“No, no! I can get about the room very well.”

“You couldn't go down-stairs—for an hour's drive, could you?”

“Can't manage that for awhile,” he said hastily.

“Oh, the vanity of you, Stephen Siward! the vanity! Ashamed to let me see you when you are not your complete and magnificently attractive self! Silly, I shall see you! I shall drive down on the first sunny morning and sit outside in my victoria until you can't stand the temptation another instant. I'm going to do it. You cannot stop me; nobody can stop me. I desire to do it, and that is sufficient, I think, for everybody concerned. If the sun is out to-morrow, I shall be out too!... I am so tired of not seeing you! Let central listen! I don't care. I don't care what I am saying. I've endured it so long—I—There's no use! I am too tired of it, and I want to see you.... Can't we see each other without—without—thinking about things that are settled once and for all?”

“I can't,” he said.

“Then you'd better learn to! Because, if you think I'm going through life without seeing you frequently you are simple! I've stood it too long at a time. I won't go through this sort of thing again! You'd better be amiable; you'd better be civil to me, or—or—nobody on earth can tell what will happen! The idea of you telling me you had lost your nerve! You've got to get it back—and help me find mine! Yes, it's gone, gone, gone! I lost it in the rain, somewhere, to-day.... Does the scent of the rain come in at your window?... Do you remember—There! I can't say it.... Good-bye. Good-bye. You must get well and I must, too. Good-bye.”

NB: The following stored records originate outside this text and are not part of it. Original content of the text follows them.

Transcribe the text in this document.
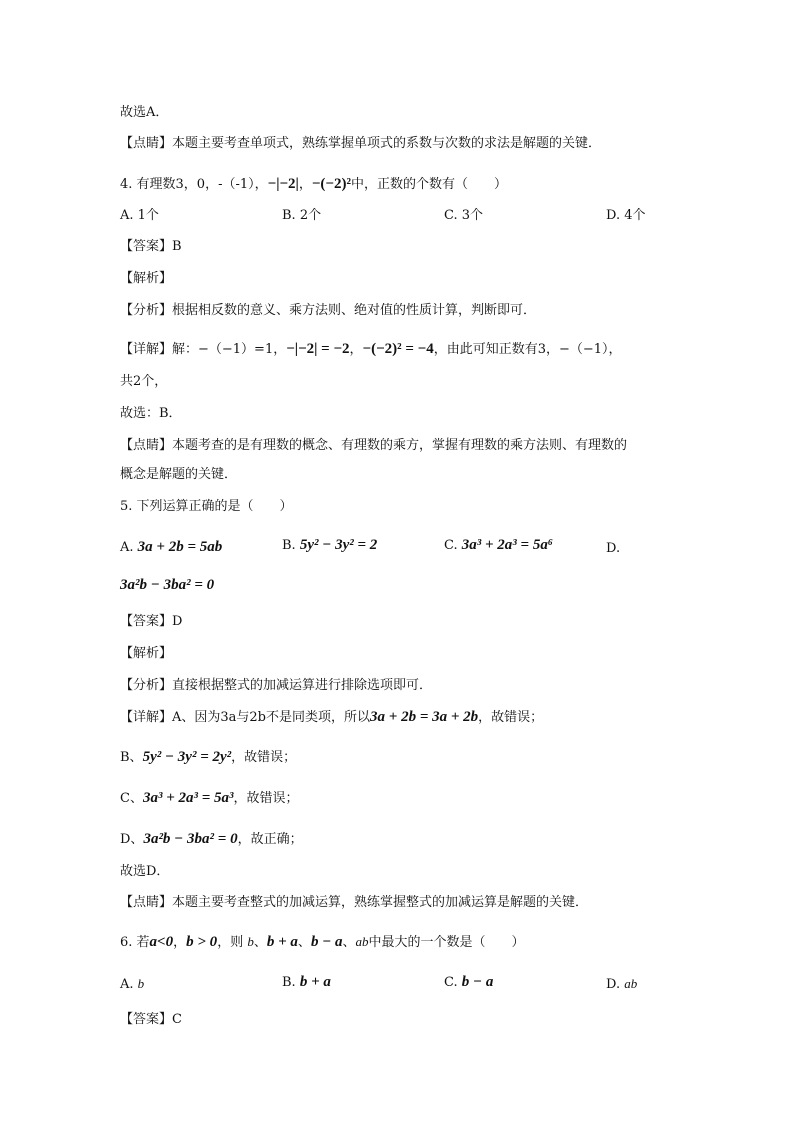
故选A．
【点睛】本题主要考查单项式，熟练掌握单项式的系数与次数的求法是解题的关键．
4. 有理数3，0，-（-1），−|−2|，−(−2)²中，正数的个数有（　　）
A. 1个	B. 2个	C. 3个	D. 4个
【答案】B
【解析】
【分析】根据相反数的意义、乘方法则、绝对值的性质计算，判断即可．
【详解】解：−（−1）=1，−|−2| = −2，−(−2)² = −4，由此可知正数有3，−（−1），
共2个，
故选：B．
【点睛】本题考查的是有理数的概念、有理数的乘方，掌握有理数的乘方法则、有理数的
概念是解题的关键．
5. 下列运算正确的是（　　）
A. 3a + 2b = 5ab	B. 5y² − 3y² = 2	C. 3a³ + 2a³ = 5a⁶	D.
3a²b − 3ba² = 0
【答案】D
【解析】
【分析】直接根据整式的加减运算进行排除选项即可．
【详解】A、因为3a与2b不是同类项，所以3a + 2b = 3a + 2b，故错误；
B、5y² − 3y² = 2y²，故错误；
C、3a³ + 2a³ = 5a³，故错误；
D、3a²b − 3ba² = 0，故正确；
故选D．
【点睛】本题主要考查整式的加减运算，熟练掌握整式的加减运算是解题的关键．
6. 若a<0，b > 0，则 b、b + a、b − a、ab中最大的一个数是（　　）
A. b	B. b + a	C. b − a	D. ab
【答案】C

The fruit of her imprudence was happiness—an excited happiness, which lasted for a day. The rain lasted, too, for another day, then turned to snow, choking the city with such a fall as had not been seen since the great blizzard—blocking avenues, barricading cross-streets, burying squares and circles and parks, and still falling, drifting, whirling like wind-whipped smoke from cornice and roof-top. The electric cars halted; even the great snow-ploughs roared impotent amid the snowy wastes; waggons floundered into cross-streets and stuck until dug out; and everywhere, in the thickening obscurity, battalions of emergency men with pick and shovel struggled with the drifts in Fifth Avenue and Broadway. Then the storm ended at daybreak.

All day long squadrons of white gulls wheeled and sailed in the sky above the snowy expanse of park where the great, rectangular sheets of water glimmered black in their white setting. As she sat at her desk she could see them drifting into and out of the gray squares of sky framed by her window-panes. Two days ago she had seen them stemming the sky blasts, heralding the coming of unfelt tempests, flapping steadily through the fragrant rain. Now, the false phantom which had mimicked spring turned on the world the glassy glare of winter, stupefying hope, stunning desire, clogging the life essence in all young, living things. The first vague summons, the restlessness of awakening aspiration, the first delicate, indrawn breath, were stilled to deathly immobility.

Sylvia, at her escritoire, chin cradled in her hollowed hand, sat listlessly inspecting her mail—the usual pile of bills and advertisements, social demands and interested appeals, with here and there a frivolous note from some intimate to punctuate the endless importunities.

Her housekeeper had come and gone; the Belwether establishment could jog through another day. Various specialists, who cared for the health and beauty of her body, had entered and made their unctuous exits. The major had gone to Tuxedo for the week's end; her maid had bronchitis; two horses required the veterinary, and the kitchen range a new water-back.